Ils apprennent la hassaniya.
Ils ont infiltré beaucoup de
jeunes. Ce sont des Sahraouis, mais ils sont payés pour être des espions. Il y
a un pourcentage de jeunes qui sont sahraouis, mais qui agissent vraiment comme
des Marocains parce qu’ils travaillent pour les Marocains. Ils ont formé des
générations à parler et à s’habiller comme des Sahraouis, mais ce sont des
Marocains.
Même si nous parlons pendant des
heures, des jours ou des mois, je ne pourrai pas exprimer à quel point je suis
frustré par ce qui se passe sur notre territoire. Ce qui s’est passé avec De
Mistura il y a quelques heures... ils ne travaillent pas. Ni eux, ni l’ONU...
ils ne travaillent pas à la résolution de ce conflit de décolonisation de notre
territoire. Il n’y a pas de protection internationale, il y a de la violence
sécuritaire, plus envers les activistes qu’envers les autres citoyens. Il n’y a
pas de droit, nous n’avons pas le droit de vivre. Nous vivons réprimés au
maximum, souffrant dans tous les aspects, économiques, familiaux, tout. La
seule chose que je veux faire, c’est sortir dans la rue. Je ne suis pas
marocaine. Nous sommes sous le feu des projecteurs.
L’ONU est pire pour nous que pour
les Marocains. Depuis qu’elle est arrivée, il n’y a pas de résolution, il n’y a
pas d’issue, je ne vois aucun avantage à cette organisation. Personne n’est
responsable du Sahara, ils ne laissent pas entrer les journalistes, les avocats
ou les activistes. Ils ne laissent entrer personne.
Quel rôle les femmes
sahraouies jouent-elles dans la résistance dans les territoires occupés ?
Nous les femmes, que ce soit dans
les camps ou dans les territoires occupés, tout le monde sait quel rôle nous
jouons.

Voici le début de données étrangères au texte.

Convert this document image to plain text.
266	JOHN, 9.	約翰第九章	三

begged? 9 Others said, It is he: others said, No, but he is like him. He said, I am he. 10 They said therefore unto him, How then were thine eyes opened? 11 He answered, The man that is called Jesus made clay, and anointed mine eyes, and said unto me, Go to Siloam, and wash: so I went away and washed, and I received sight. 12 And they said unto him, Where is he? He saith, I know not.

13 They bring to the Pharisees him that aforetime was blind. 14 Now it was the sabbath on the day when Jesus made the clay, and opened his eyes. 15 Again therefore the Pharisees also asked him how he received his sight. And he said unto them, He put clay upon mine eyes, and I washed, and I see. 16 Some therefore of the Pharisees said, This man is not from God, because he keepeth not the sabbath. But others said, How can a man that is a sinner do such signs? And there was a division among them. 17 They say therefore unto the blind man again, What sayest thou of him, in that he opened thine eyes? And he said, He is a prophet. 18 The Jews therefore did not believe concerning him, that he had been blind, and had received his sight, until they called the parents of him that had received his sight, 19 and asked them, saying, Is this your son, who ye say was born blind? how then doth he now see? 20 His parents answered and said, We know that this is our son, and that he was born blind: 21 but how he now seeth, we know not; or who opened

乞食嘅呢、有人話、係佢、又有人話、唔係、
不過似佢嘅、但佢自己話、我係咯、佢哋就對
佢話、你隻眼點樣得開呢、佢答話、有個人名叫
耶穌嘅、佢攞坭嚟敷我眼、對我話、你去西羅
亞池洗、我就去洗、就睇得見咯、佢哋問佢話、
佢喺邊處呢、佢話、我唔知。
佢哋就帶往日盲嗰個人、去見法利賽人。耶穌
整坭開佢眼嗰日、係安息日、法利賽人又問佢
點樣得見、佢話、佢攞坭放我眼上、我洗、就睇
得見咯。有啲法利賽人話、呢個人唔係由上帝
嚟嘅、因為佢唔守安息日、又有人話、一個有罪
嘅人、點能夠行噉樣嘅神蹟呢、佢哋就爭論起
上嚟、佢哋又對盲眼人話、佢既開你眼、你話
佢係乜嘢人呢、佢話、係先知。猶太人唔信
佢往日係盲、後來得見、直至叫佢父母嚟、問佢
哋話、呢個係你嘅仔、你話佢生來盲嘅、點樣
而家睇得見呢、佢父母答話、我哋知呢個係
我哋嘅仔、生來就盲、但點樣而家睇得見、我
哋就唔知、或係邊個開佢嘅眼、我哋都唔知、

Nous sommes importantes, nous sommes dans les institutions et dans l’administration.
Nous avons suivi cette trajectoire de lutte aux côtés des hommes, sans donner
la priorité à l’un ou à l’autre. Nous sommes tous impliqués, hommes et femmes.
Dans les territoires occupés, on voit plus de femmes pour de nombreuses
raisons. Tout d’abord, les peines des hommes vont de 20 ans à la perpétuité.

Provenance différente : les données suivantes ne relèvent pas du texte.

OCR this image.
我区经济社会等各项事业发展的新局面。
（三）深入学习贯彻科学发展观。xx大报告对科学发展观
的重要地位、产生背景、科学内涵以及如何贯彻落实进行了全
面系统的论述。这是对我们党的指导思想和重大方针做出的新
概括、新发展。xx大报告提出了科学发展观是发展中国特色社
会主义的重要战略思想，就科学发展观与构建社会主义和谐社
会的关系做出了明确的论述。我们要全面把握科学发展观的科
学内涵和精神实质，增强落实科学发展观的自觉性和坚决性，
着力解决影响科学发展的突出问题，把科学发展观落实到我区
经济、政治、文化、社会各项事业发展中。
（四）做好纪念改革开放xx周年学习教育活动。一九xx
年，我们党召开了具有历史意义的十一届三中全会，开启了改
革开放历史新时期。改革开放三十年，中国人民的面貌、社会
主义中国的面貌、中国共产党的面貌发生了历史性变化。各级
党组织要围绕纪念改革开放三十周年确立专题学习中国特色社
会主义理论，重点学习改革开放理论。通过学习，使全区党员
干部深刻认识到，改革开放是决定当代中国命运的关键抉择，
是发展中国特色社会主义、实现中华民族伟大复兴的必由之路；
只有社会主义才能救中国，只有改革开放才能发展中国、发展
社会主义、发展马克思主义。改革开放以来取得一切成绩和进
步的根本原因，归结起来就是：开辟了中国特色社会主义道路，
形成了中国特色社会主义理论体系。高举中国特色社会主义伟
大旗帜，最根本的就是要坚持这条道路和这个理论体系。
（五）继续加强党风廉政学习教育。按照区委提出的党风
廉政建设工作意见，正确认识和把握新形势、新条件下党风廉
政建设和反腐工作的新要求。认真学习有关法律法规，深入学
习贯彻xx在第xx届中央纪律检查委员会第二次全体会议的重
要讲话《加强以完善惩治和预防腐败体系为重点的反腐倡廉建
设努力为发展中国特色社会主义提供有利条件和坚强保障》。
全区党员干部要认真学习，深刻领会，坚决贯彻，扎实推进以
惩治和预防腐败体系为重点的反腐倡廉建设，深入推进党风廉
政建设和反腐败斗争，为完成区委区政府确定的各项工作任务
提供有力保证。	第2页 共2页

Dans le cas des femmes, il peut y avoir des accords et nous pouvons rester
emprisonnées moins longtemps. D’après notre expérience, c’est ce qui s’est
passé. Les femmes sont condamnées à moins de temps. Les jeunes de Gdeim Izik
sont enfermés depuis 2010.
À quoi ressemble la vie
sous l’occupation pour les jeunes Sahraouis qui grandissent à Smara et dans d’autres
zones contrôlées par le Maroc ? Quelles sont leurs perspectives d’avenir ?

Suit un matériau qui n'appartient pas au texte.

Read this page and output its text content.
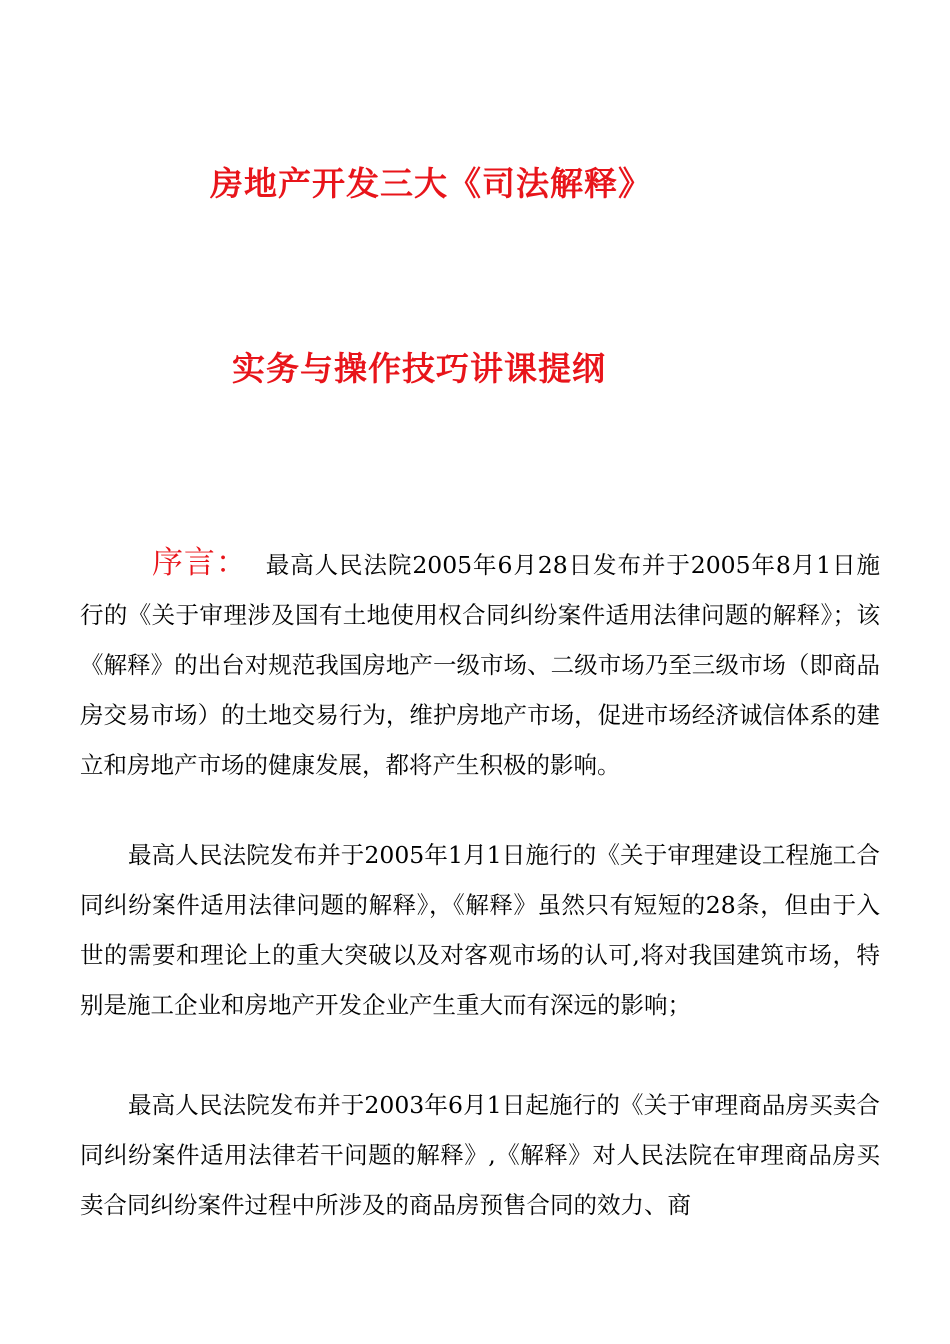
房地产开发三大《司法解释》
实务与操作技巧讲课提纲

序言： 最高人民法院2005年6月28日发布并于2005年8月1日施行的《关于审理涉及国有土地使用权合同纠纷案件适用法律问题的解释》；该《解释》的出台对规范我国房地产一级市场、二级市场乃至三级市场（即商品房交易市场）的土地交易行为，维护房地产市场，促进市场经济诚信体系的建立和房地产市场的健康发展，都将产生积极的影响。

最高人民法院发布并于2005年1月1日施行的《关于审理建设工程施工合同纠纷案件适用法律问题的解释》，《解释》虽然只有短短的28条，但由于入世的需要和理论上的重大突破以及对客观市场的认可,将对我国建筑市场，特别是施工企业和房地产开发企业产生重大而有深远的影响；

最高人民法院发布并于2003年6月1日起施行的《关于审理商品房买卖合同纠纷案件适用法律若干问题的解释》,《解释》对人民法院在审理商品房买卖合同纠纷案件过程中所涉及的商品房预售合同的效力、商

Ils ont réalisé un projet de
migration programmée de jeunes pour fuir ces territoires dans de petites
embarcations. Beaucoup d’entre eux sont morts en mer. D’autres sont en Europe.
Il y a d’autres projets : destination Guyane française et Cuba.
Cette migration programmée,
comment a-t-elle été communiquée aux Sahraouis ?
Il y a quelqu’un qui convainc les
jeunes. On leur dit : « Ce pays n’a pas besoin de visa, je paie votre billet et
vous y allez. Vous obtenez les papiers et vous entrez facilement en Europe ».
Ils lavent le cerveau des jeunes
qui rêvent de venir en Europe. Officiellement, il n’y a pas d’agence ni de
responsable. C’est ce que dit la rumeur. Il y a une file d’attente
interminable.
Aucun jeune ne reste dans ces
territoires. En Guyane, la route a été fermée, mais une autre a été ouverte à
travers Cuba.
Est-ce que cela se passe
aussi en Espagne, à Madrid ?
Tout comme les Sahraouis dans les
territoires occupés subissent une répression très forte, le peuple marocain vit
également dans la souffrance avec beaucoup de difficultés. La solution est d’émigrer.
Je ne sais pas comment s’est déroulé le processus de migration vers Madrid,
mais il y a des Sahraouis et d’autres qui ne le sont pas.
Quelle est la relation
entre les Sahraouis qui continuent à soutenir la cause et ceux qui ont décidé
de collaborer avec le Maroc ?
Il y a des Sahraouis qui ont
suivi leur propre voie en soutenant et en défendant la cause. D’autres, en
revanche, ont collaboré avec les Marocains, pour de nombreuses raisons : par
manque de ressources, par peur, parce qu’ils vivent de l’aide qu’on leur
donne... et parce qu’il y a des gens qui s’intéressent à leur cause et d’autres
qui s’en désintéressent.
Nos relations ne peuvent pas être
si mauvaises parce que nous sommes si peu nombreux. Nous avons déjà fait la
distinction entre les réfugiés et ceux qui vivent dans les territoires occupés.
Nous ne devrions pas chercher une autre raison de nous séparer. La séparation
nous affecte beaucoup. L’union que nous formons entraîne des conséquences
encore plus graves. Nous n’allons pas les laisser entre les mains des
Marocains. Nous les gardons près de nous pour qu’ils n’oublient pas notre
cause.
L’Espagne est un membre très
compliqué, elle est coupable de tout ce qui se passe. Vous avez des relations
très étroites avec les Marocains.
Comment se passe l’acceptation
sociale au sein de la communauté sahraouie de ceux qui ont décidé d’accepter
les compensations économiques offertes par le Maroc pour les années de plomb ?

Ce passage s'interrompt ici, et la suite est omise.